Commentary by Joe McWilliams
One of the great things about growing up was (and is) exploring trails.
The thrill of anticipation about what might be around the next corner or over the next ridge never really goes away; never gets old.
When you were a kid it was exploring a ravine that took you down to what seemed to be a secret bend in a river, with its own little sandbar. There, you found fossils in rocks, never before seen by human eyes, or so it was easy to imagine. Shiny flecks in the sand were probably gold. Fish jumped, eagles soared and the water rushed by around a bend. What in the world would a kid in circumstances like that need a television for?
While I was doing things like that, other people were up to more serious stuff along the same lines. The year I was born, for example, a fellow named Newby chucked his job in the fashion industry in London and drove off to Afghanistan with a friend. They went as far as their station wagon would take them (somewhere north of Kabul), then hired a few locals and their horses and walked into the mountains. The plan was to climb a 20,000 ft. peak in the Hindu Kush, apparently just because it was there, and they could. Or they thought they could. It turned out they couldn’t.
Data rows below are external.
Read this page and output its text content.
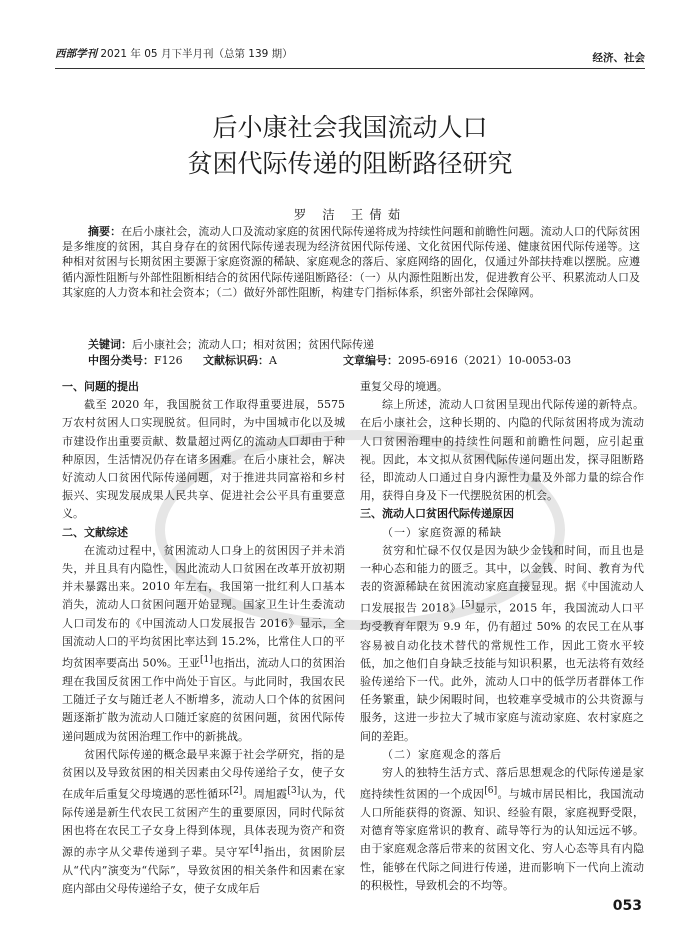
西部学刊 2021 年 05 月下半月刊（总第 139 期）	经济、社会
后小康社会我国流动人口
贫困代际传递的阻断路径研究
罗 洁 王倩茹
摘要：在后小康社会，流动人口及流动家庭的贫困代际传递将成为持续性问题和前瞻性问题。流动人口的代际贫困是多维度的贫困，其自身存在的贫困代际传递表现为经济贫困代际传递、文化贫困代际传递、健康贫困代际传递等。这种相对贫困与长期贫困主要源于家庭资源的稀缺、家庭观念的落后、家庭网络的固化，仅通过外部扶持难以摆脱。应遵循内源性阻断与外部性阻断相结合的贫困代际传递阻断路径：（一）从内源性阻断出发，促进教育公平、积累流动人口及其家庭的人力资本和社会资本；（二）做好外部性阻断，构建专门指标体系，织密外部社会保障网。
关键词：后小康社会；流动人口；相对贫困；贫困代际传递
中图分类号：F126 文献标识码：A	文章编号：2095-6916（2021）10-0053-03
一、问题的提出

截至 2020 年，我国脱贫工作取得重要进展，5575 万农村贫困人口实现脱贫。但同时，为中国城市化以及城市建设作出重要贡献、数量超过两亿的流动人口却由于种种原因，生活情况仍存在诸多困难。在后小康社会，解决好流动人口贫困代际传递问题，对于推进共同富裕和乡村振兴、实现发展成果人民共享、促进社会公平具有重要意义。

二、文献综述

在流动过程中，贫困流动人口身上的贫困因子并未消失，并且具有内隐性，因此流动人口贫困在改革开放初期并未暴露出来。2010 年左右，我国第一批红利人口基本消失，流动人口贫困问题开始显现。国家卫生计生委流动人口司发布的《中国流动人口发展报告 2016》显示，全国流动人口的平均贫困比率达到 15.2%，比常住人口的平均贫困率要高出 50%。王亚[1]也指出，流动人口的贫困治理在我国反贫困工作中尚处于盲区。与此同时，我国农民工随迁子女与随迁老人不断增多，流动人口个体的贫困问题逐渐扩散为流动人口随迁家庭的贫困问题，贫困代际传递问题成为贫困治理工作中的新挑战。

贫困代际传递的概念最早来源于社会学研究，指的是贫困以及导致贫困的相关因素由父母传递给子女，使子女在成年后重复父母境遇的恶性循环[2]。周旭霞[3]认为，代际传递是新生代农民工贫困产生的重要原因，同时代际贫困也将在农民工子女身上得到体现，具体表现为资产和资源的赤字从父辈传递到子辈。吴守军[4]指出，贫困阶层从“代内”演变为“代际”，导致贫困的相关条件和因素在家庭内部由父母传递给子女，使子女成年后

重复父母的境遇。

综上所述，流动人口贫困呈现出代际传递的新特点。在后小康社会，这种长期的、内隐的代际贫困将成为流动人口贫困治理中的持续性问题和前瞻性问题，应引起重视。因此，本文拟从贫困代际传递问题出发，探寻阻断路径，即流动人口通过自身内源性力量及外部力量的综合作用，获得自身及下一代摆脱贫困的机会。

三、流动人口贫困代际传递原因
（一）家庭资源的稀缺

贫穷和忙碌不仅仅是因为缺少金钱和时间，而且也是一种心态和能力的匮乏。其中，以金钱、时间、教育为代表的资源稀缺在贫困流动家庭直接显现。据《中国流动人口发展报告 2018》[5]显示，2015 年，我国流动人口平均受教育年限为 9.9 年，仍有超过 50% 的农民工在从事容易被自动化技术替代的常规性工作，因此工资水平较低，加之他们自身缺乏技能与知识积累，也无法将有效经验传递给下一代。此外，流动人口中的低学历者群体工作任务繁重，缺少闲暇时间，也较难享受城市的公共资源与服务，这进一步拉大了城市家庭与流动家庭、农村家庭之间的差距。

（二）家庭观念的落后

穷人的独特生活方式、落后思想观念的代际传递是家庭持续性贫困的一个成因[6]。与城市居民相比，我国流动人口所能获得的资源、知识、经验有限，家庭视野受限，对德育等家庭常识的教育、疏导等行为的认知远远不够。由于家庭观念落后带来的贫困文化、穷人心态等具有内隐性，能够在代际之间进行传递，进而影响下一代向上流动的积极性，导致机会的不均等。

053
What Newby did was write a humourous account of the adventure. A Short Walk in the Hindu Kush became quite famous (I’m reading it right now). It probably inspired all sorts of other rambles in wild places. Was it a coincidence that Bill Bryson named his book on his adventures on the Appalachian Trail, ‘A Walk in the Woods?’ I don’t think so!
When you walk in remote places, relying upon the kindness of strangers, there’s bound to be a certain amount of discomfort. But there is also likely to be a great deal of satisfaction. The humour inherent in such endeavours is a bonus – one that sharp fellows such as Newby and Bryson have turned to profit. Laughing about your own misfortunes can be quite endearing. If all you do is complain about them, who’s going to listen?
Three years or so ago I tracked down an old schoolmate I hadn’t seen or heard from for 40 years. I had heard he and his wife were hiking from Canterbury in England to Rome. Why would anybody do that?
‘It’s an old pilgrim route,’ he told me (on Facebook: I admit it). ‘We don’t expect to meet many other hikers.’
This was in contrast to the Camino de Santiago in Spain, which they had already done, and which my wife and I were contemplating.
‘It’s a river of humanity,’ he said.
‘Rats,’ I thought. ‘That doesn’t sound very enticing.’
He continued: ‘And as soon as you’re finished, you’ll start making plans to do it again.’
There’s a delightful scene in Thomas Hardy’s ‘Tess of the D’Urbervilles,’ where three young university students, on a walking holiday in the south of England, come upon a country dance. One of hikers becomes enchanted with a local lass and a whole story grows out of that chance encounter.
The point of this story is that something fascinating and memorable may be waiting around the corner. But if you are stuck in a car going 120 kph, you probably won’t ever see it.